Hazardous E-Cigarette Liquid

Amid growing concerns about the rise of electronic cigarette popularity in the United States, Matt Richtel wrote a New York Times piece on its liquid component. The main component of an electronic cigarette is the liquid vaporized to deliver nicotine to the consumer. The ingredients of the electronic cigarette liquid (e-liquid) include neurotoxins that toxicologists warn creates a public health issue. If the liquids are ingested or absorbed (through skin-to-skin contact), health specialists say they have the potential to cause vomiting and seizures, and in one extreme case: death.

During 2013, e-liquid poisonings greatly increased from 2012, and the number is expected to rise again this year. The immediate poisoning risk arises from the ability of the poison to be absorbed faster as a liquid, even if the substance’s concentration is diluted. Unfortunately, the users of e-cigarettes are not the only victims of accidental poisoning . Across the United States, many children under the age of four have been rushed to hospitals after coming into contact with e-cigarette liquids.

The Food and Drug Administration says it plans to regulate e-cigarettes and its liquid, but did not reveal how it will approach the issue.
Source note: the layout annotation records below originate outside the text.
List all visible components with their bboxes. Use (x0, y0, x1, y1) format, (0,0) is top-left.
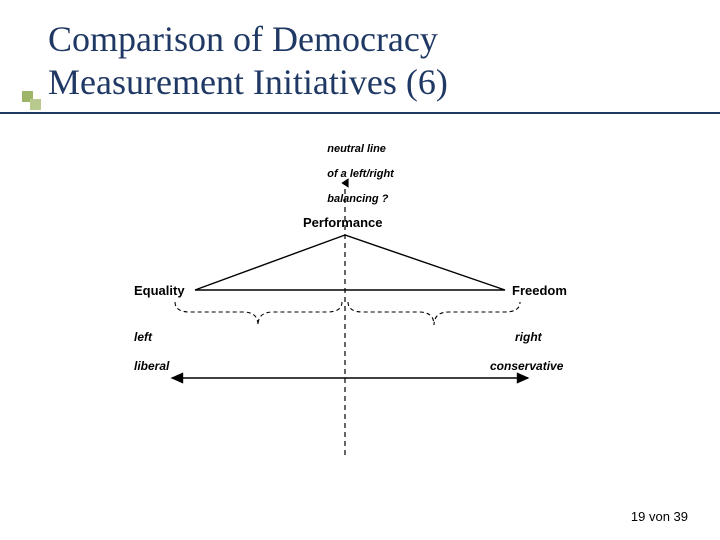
democracy-diagram: neutral line of a left/right balancing ?… (120, 135, 600, 455)
neutral-caption: neutral line of a left/right balancing ? (315, 130, 394, 218)
neutral-line3: balancing ? (327, 193, 388, 205)
label-performance: Performance (303, 215, 382, 230)
label-conservative: conservative (490, 359, 563, 373)
right-brace (348, 302, 520, 325)
neutral-line1: neutral line (327, 143, 386, 155)
slide-title-region: Comparison of Democracy Measurement Init… (48, 18, 680, 104)
slide-title-line2: Measurement Initiatives (6) (48, 61, 680, 104)
label-liberal: liberal (134, 359, 169, 373)
bullet-square-inner (30, 99, 41, 110)
label-equality: Equality (134, 283, 185, 298)
title-underline (0, 112, 720, 114)
triangle-shape (195, 235, 505, 290)
slide-title-line1: Comparison of Democracy (48, 18, 680, 61)
neutral-line2: of a left/right (327, 168, 394, 180)
label-freedom: Freedom (512, 283, 567, 298)
label-right: right (515, 330, 542, 344)
page-number: 19 von 39 (631, 509, 688, 524)
left-brace (175, 302, 342, 325)
label-left: left (134, 330, 152, 344)
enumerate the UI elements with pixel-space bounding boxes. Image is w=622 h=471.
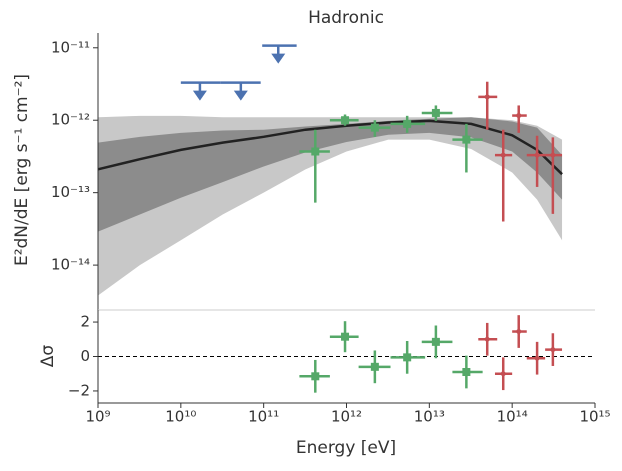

In the meantime, cities and counties across the United States have begun to establish their own regulations, like the ordinance passed in Alachua County by the Board of Commissioners. The ordinance passed in December included banning the sale of electronic cigarettes to minors, the use of self-service merchandising for electronic cigarette products, and it prohibits the use of electronic cigarettes in nonsmoking areas.